In February, as Huckabee was preparing to be confirmed as ambassador by the Senate, Charlie Kirk interviewed him. He discussed the decline in support for Israel among Americans, especially young Christians.

“What troubles me is that many young people have been raised in churches that give them a soft exposure to the Bible,” Huckabee said on the show.

Richard Land, the longtime chair of the public policy arm of the Southern Baptist Convention, says he has known Huckabee since the late 1970s. He has similar concerns.

“There’s a generational divide,” said Land, now 70. “If this trend continues, Mr. Trump could be the last strongly pro-Israel president.”

Israel has deep spiritual significance for many evangelicals. This connection is rooted in Biblical prophecy and verses identifying the Jews as God’s chosen people. Although interpretations vary, many evangelicals believe that establishing a significant Jewish presence in Israel will bring about the end times, including the return of Jesus to defeat evil and establish his kingdom on earth.

“If God doesn’t keep His promises to the Jews, how do I know He will keep His promises to me?” The evangelical mindset plays out, Land said. “Supporting Israel means we are going to advocate policies for which God will bless the United States.”

Huckabee grew up in poverty in a small town in Arkansas, where he attended a Missionary Baptist Church. A teenage friend’s wealthy father paid for Huckabee’s first trip to Israel so that the friend would not have to travel alone. The pair came to the country in 1973, just months before the Yom Kippur War, when a surprise attack by Egypt and Syria crushed Israel’s front line.
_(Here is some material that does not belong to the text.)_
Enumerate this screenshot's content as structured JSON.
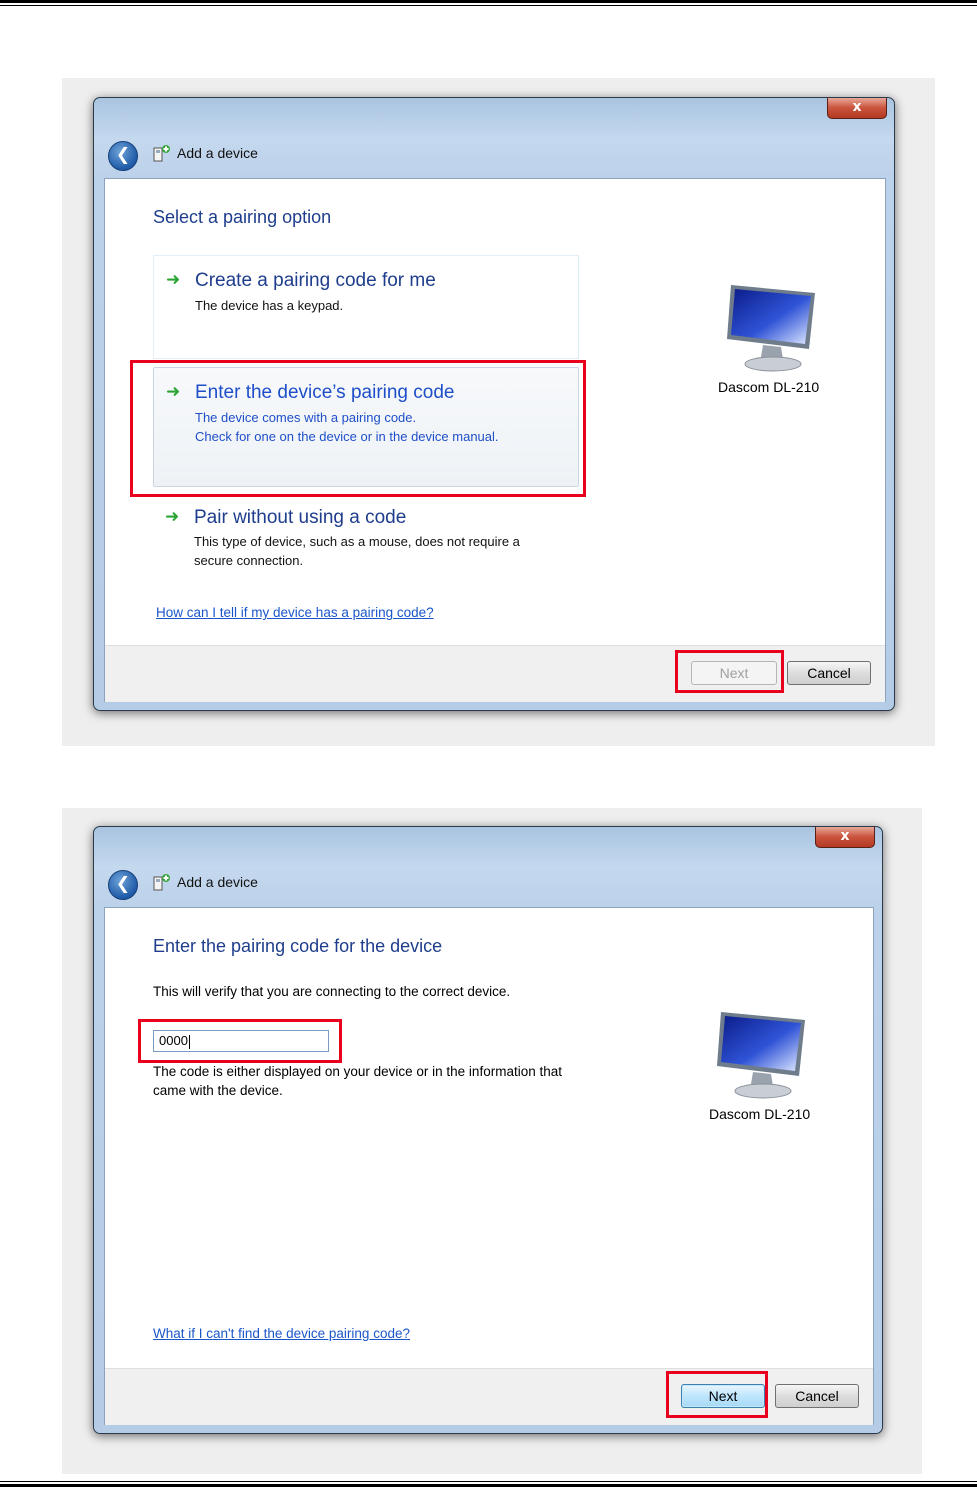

This trip inspired him to eventually create a business, Blue Diamond Travel, which brought religious pilgrims on similar trips. He has described how Americans who joined his tours fell in love with Israel like him and became supporters of the country.

“The Christian heritage is built on a Jewish foundation,” Huckabee told the Journal. “Without a Jewish basis, there is no Christianity.”

Huckabee said he had turned over his interest in Blue Diamond Travel to his son before he was confirmed as ambassador.

As ambassador, Huckabee has been an exceptionally strong supporter of Israel’s interests. He has visited many Israeli settlements west coast and have long pushed back against In most parts of the world they are considered illegal,

Huckabee in Taybeh, a majority Christian village in the West Bank.

“There is no such thing as the West Bank. This is Judea and Samaria,” he said in 2017, using the Biblical term for the territory, to which he said Israel had the ownership deed. “There’s no such thing as a settlement. They’re communities, they’re neighborhoods, they’re cities. There’s no such thing as a business.” He has also questioned the notion of a separate Palestinian identity.

His comments have angered supporters of Palestinian statehood and raised concerns from some former US officials.

Huckabee stood by all those comments in his interview with the Journal. Regarding the annexation of the West Bank, which the US has long opposed, he said, “This is really a decision to take for the people here.”

“You can’t separate who you are, what your values ​​are, what your worldview is, and I don’t try to separate myself from who I am,” Huckabee said in the interview. “When I give speeches, you know, I don’t try to do it in some sterile way as if I don’t have any ideas. Of course I do, and I express them, because I think it’s an honest thing that anyone should do.”